Abstract

Accurate determination of the environmental radiation dose-rate is crucial for dosimetric dating methods. Two approaches for dose-rate estimation are currently employed: (1) calculating and summing up individual dose-rate components, including propagation of uncertainties and (2) simulating the radiation field and calculating the absorbed dose using a Monte Carlo approach. Here we compare dose-rate estimation using the two aforementioned approaches, applied to six sedimentary quartz samples with differing radionuclide concentrations, chemical composition, grain-size distribution and water content and to one heterogeneous archaeological sample. For approach (1) two web-based, freely accessible calculators, “Dose-Rate calculator” (DRc), “Dose Rate and Age Calculator” (DRAC) and a bespoke spreadsheet were used. For approach (2) DosiVox, a Geant4 Monte Carlo simulation toolkit was employed which allows the definition of material properties such as chemical composition, density and porosity in addition to radionuclide concentrations and water content in a three dimensional geometry. The sensitivity of dose rate to material properties, usually assumed to be constant over the burial time scale, was also tested. The results obtained using the three dose-rate calculators for sedimentary quartz samples are consistent within uncertainties, mainly because the conversion and correction factors are all taken from the same references.
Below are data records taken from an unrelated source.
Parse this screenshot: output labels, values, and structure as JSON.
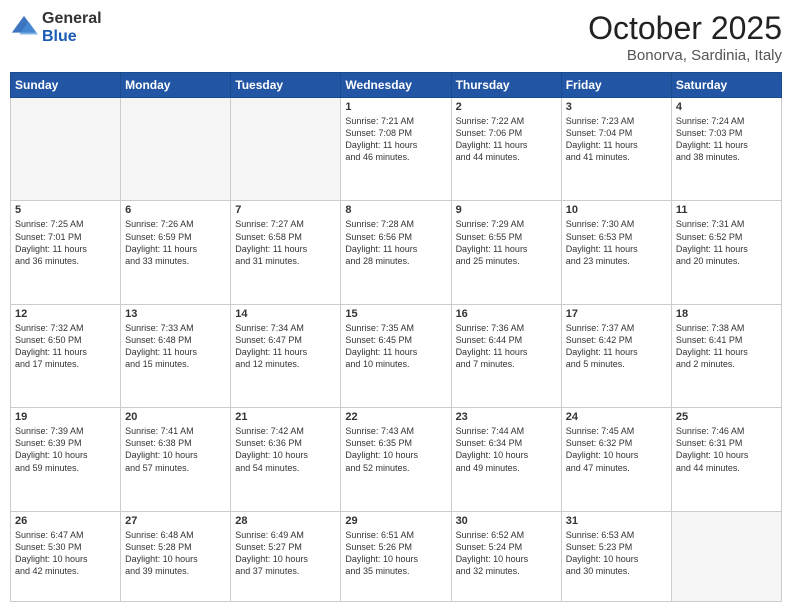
{
  "logo": {
    "general": "General",
    "blue": "Blue"
  },
  "header": {
    "month": "October 2025",
    "location": "Bonorva, Sardinia, Italy"
  },
  "days_of_week": [
    "Sunday",
    "Monday",
    "Tuesday",
    "Wednesday",
    "Thursday",
    "Friday",
    "Saturday"
  ],
  "weeks": [
    [
      {
        "day": "",
        "info": ""
      },
      {
        "day": "",
        "info": ""
      },
      {
        "day": "",
        "info": ""
      },
      {
        "day": "1",
        "info": "Sunrise: 7:21 AM\nSunset: 7:08 PM\nDaylight: 11 hours\nand 46 minutes."
      },
      {
        "day": "2",
        "info": "Sunrise: 7:22 AM\nSunset: 7:06 PM\nDaylight: 11 hours\nand 44 minutes."
      },
      {
        "day": "3",
        "info": "Sunrise: 7:23 AM\nSunset: 7:04 PM\nDaylight: 11 hours\nand 41 minutes."
      },
      {
        "day": "4",
        "info": "Sunrise: 7:24 AM\nSunset: 7:03 PM\nDaylight: 11 hours\nand 38 minutes."
      }
    ],
    [
      {
        "day": "5",
        "info": "Sunrise: 7:25 AM\nSunset: 7:01 PM\nDaylight: 11 hours\nand 36 minutes."
      },
      {
        "day": "6",
        "info": "Sunrise: 7:26 AM\nSunset: 6:59 PM\nDaylight: 11 hours\nand 33 minutes."
      },
      {
        "day": "7",
        "info": "Sunrise: 7:27 AM\nSunset: 6:58 PM\nDaylight: 11 hours\nand 31 minutes."
      },
      {
        "day": "8",
        "info": "Sunrise: 7:28 AM\nSunset: 6:56 PM\nDaylight: 11 hours\nand 28 minutes."
      },
      {
        "day": "9",
        "info": "Sunrise: 7:29 AM\nSunset: 6:55 PM\nDaylight: 11 hours\nand 25 minutes."
      },
      {
        "day": "10",
        "info": "Sunrise: 7:30 AM\nSunset: 6:53 PM\nDaylight: 11 hours\nand 23 minutes."
      },
      {
        "day": "11",
        "info": "Sunrise: 7:31 AM\nSunset: 6:52 PM\nDaylight: 11 hours\nand 20 minutes."
      }
    ],
    [
      {
        "day": "12",
        "info": "Sunrise: 7:32 AM\nSunset: 6:50 PM\nDaylight: 11 hours\nand 17 minutes."
      },
      {
        "day": "13",
        "info": "Sunrise: 7:33 AM\nSunset: 6:48 PM\nDaylight: 11 hours\nand 15 minutes."
      },
      {
        "day": "14",
        "info": "Sunrise: 7:34 AM\nSunset: 6:47 PM\nDaylight: 11 hours\nand 12 minutes."
      },
      {
        "day": "15",
        "info": "Sunrise: 7:35 AM\nSunset: 6:45 PM\nDaylight: 11 hours\nand 10 minutes."
      },
      {
        "day": "16",
        "info": "Sunrise: 7:36 AM\nSunset: 6:44 PM\nDaylight: 11 hours\nand 7 minutes."
      },
      {
        "day": "17",
        "info": "Sunrise: 7:37 AM\nSunset: 6:42 PM\nDaylight: 11 hours\nand 5 minutes."
      },
      {
        "day": "18",
        "info": "Sunrise: 7:38 AM\nSunset: 6:41 PM\nDaylight: 11 hours\nand 2 minutes."
      }
    ],
    [
      {
        "day": "19",
        "info": "Sunrise: 7:39 AM\nSunset: 6:39 PM\nDaylight: 10 hours\nand 59 minutes."
      },
      {
        "day": "20",
        "info": "Sunrise: 7:41 AM\nSunset: 6:38 PM\nDaylight: 10 hours\nand 57 minutes."
      },
      {
        "day": "21",
        "info": "Sunrise: 7:42 AM\nSunset: 6:36 PM\nDaylight: 10 hours\nand 54 minutes."
      },
      {
        "day": "22",
        "info": "Sunrise: 7:43 AM\nSunset: 6:35 PM\nDaylight: 10 hours\nand 52 minutes."
      },
      {
        "day": "23",
        "info": "Sunrise: 7:44 AM\nSunset: 6:34 PM\nDaylight: 10 hours\nand 49 minutes."
      },
      {
        "day": "24",
        "info": "Sunrise: 7:45 AM\nSunset: 6:32 PM\nDaylight: 10 hours\nand 47 minutes."
      },
      {
        "day": "25",
        "info": "Sunrise: 7:46 AM\nSunset: 6:31 PM\nDaylight: 10 hours\nand 44 minutes."
      }
    ],
    [
      {
        "day": "26",
        "info": "Sunrise: 6:47 AM\nSunset: 5:30 PM\nDaylight: 10 hours\nand 42 minutes."
      },
      {
        "day": "27",
        "info": "Sunrise: 6:48 AM\nSunset: 5:28 PM\nDaylight: 10 hours\nand 39 minutes."
      },
      {
        "day": "28",
        "info": "Sunrise: 6:49 AM\nSunset: 5:27 PM\nDaylight: 10 hours\nand 37 minutes."
      },
      {
        "day": "29",
        "info": "Sunrise: 6:51 AM\nSunset: 5:26 PM\nDaylight: 10 hours\nand 35 minutes."
      },
      {
        "day": "30",
        "info": "Sunrise: 6:52 AM\nSunset: 5:24 PM\nDaylight: 10 hours\nand 32 minutes."
      },
      {
        "day": "31",
        "info": "Sunrise: 6:53 AM\nSunset: 5:23 PM\nDaylight: 10 hours\nand 30 minutes."
      },
      {
        "day": "",
        "info": ""
      }
    ]
  ]
}
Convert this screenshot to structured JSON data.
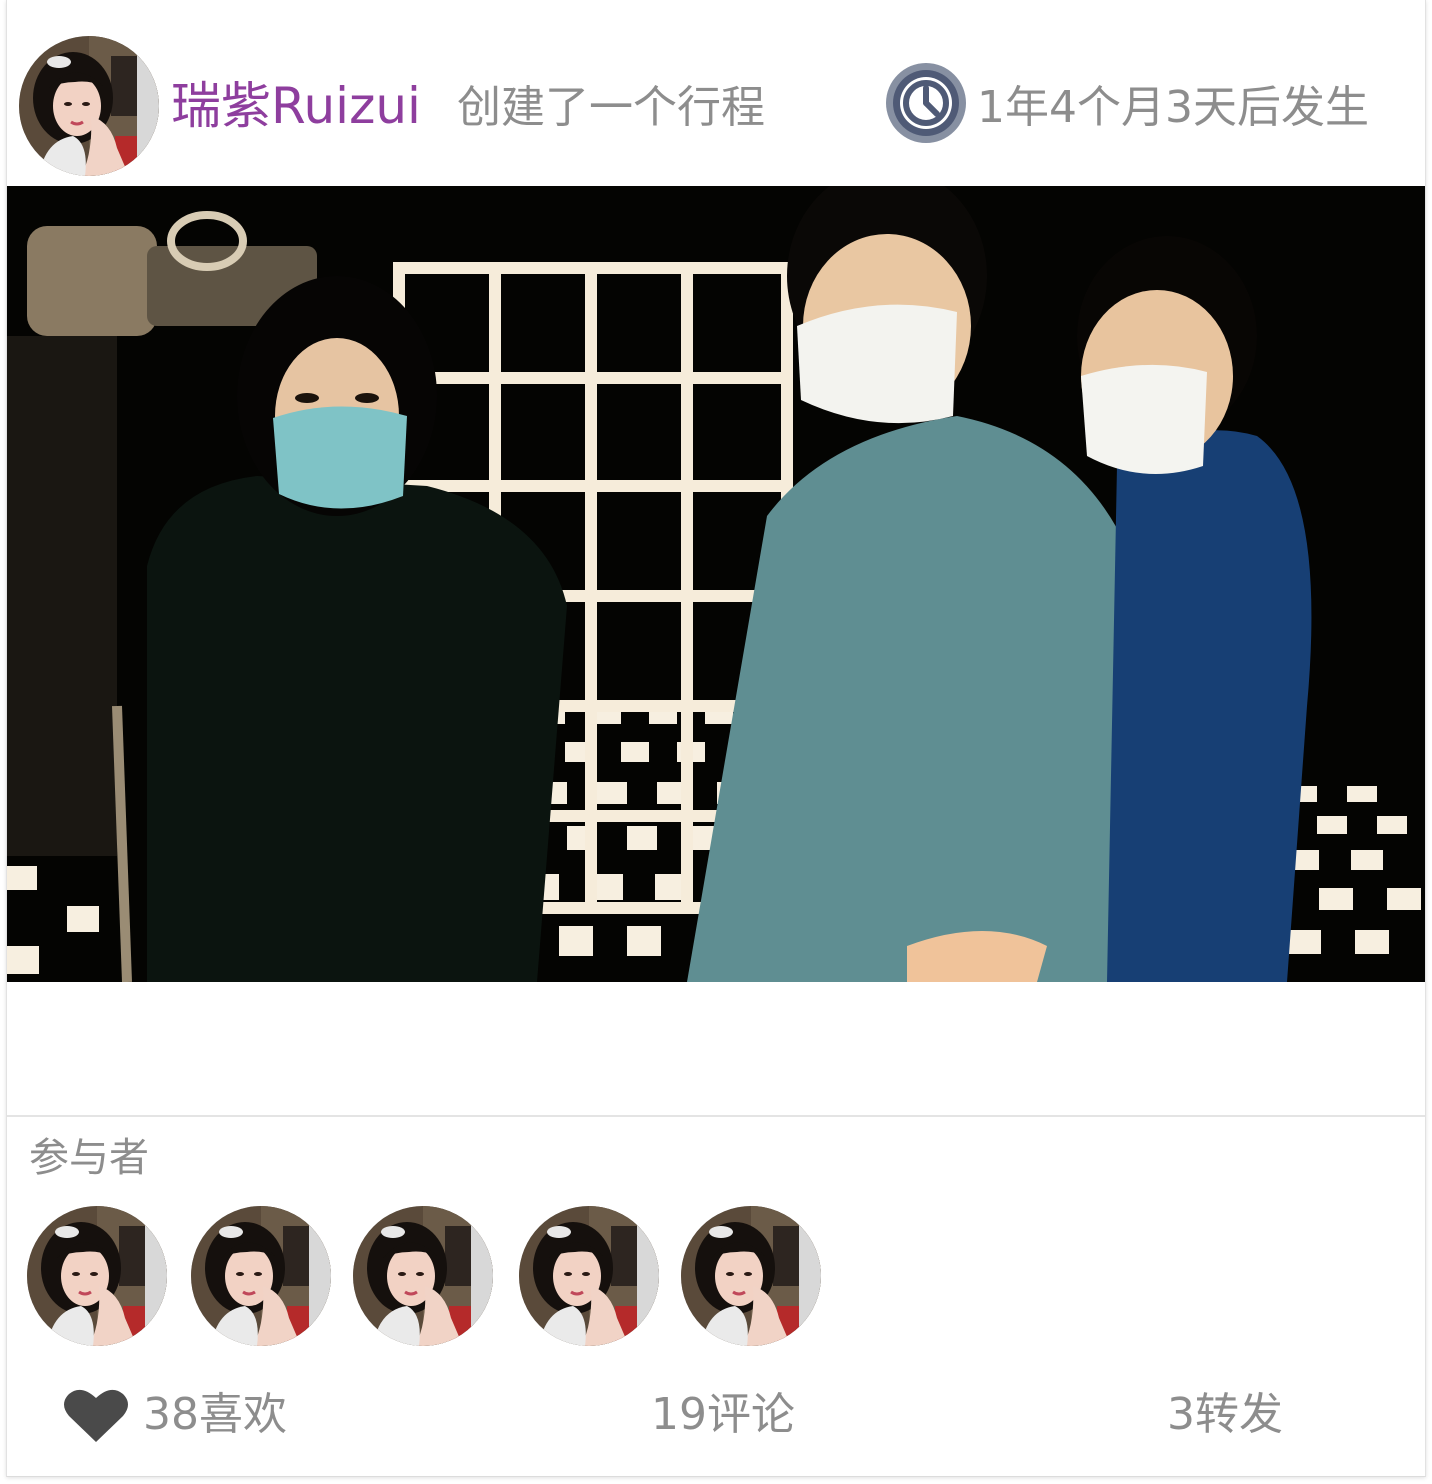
{
  "post": {
    "user_name": "瑞紫Ruizui",
    "action": "创建了一个行程",
    "time_until": "1年4个月3天后发生",
    "avatar_icon": "user-avatar-photo",
    "clock_icon": "clock-icon",
    "photo_icon": "trip-photo"
  },
  "participants": {
    "title": "参与者",
    "count_shown": 5
  },
  "stats": {
    "likes_label": "38喜欢",
    "comments_label": "19评论",
    "shares_label": "3转发",
    "heart_icon": "heart-icon"
  },
  "colors": {
    "username": "#8e3e9e",
    "muted_text": "#8d8d8d",
    "heart": "#4a4a4a",
    "clock_ring": "#8790a2",
    "clock_face": "#4f5a76"
  }
}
Comparing these results with those obtained from DosiVox simulations show grain-size dependent dose-rate differences, caused by the charge build-up and attenuation of the irradiated grain-size fraction. Moreover, it reveals that the effect of porosity and moisture on dose rate is grain-size dependent. For the heterogeneous archaeological sample the total dose rate determined by a calculator is inaccurate for the alpha- and too precise for the beta dose-rate. We conclude that the standard approach to dose-rate estimation is robust and that DosiVox is an important diagnostic tool for samples originating from complex environments.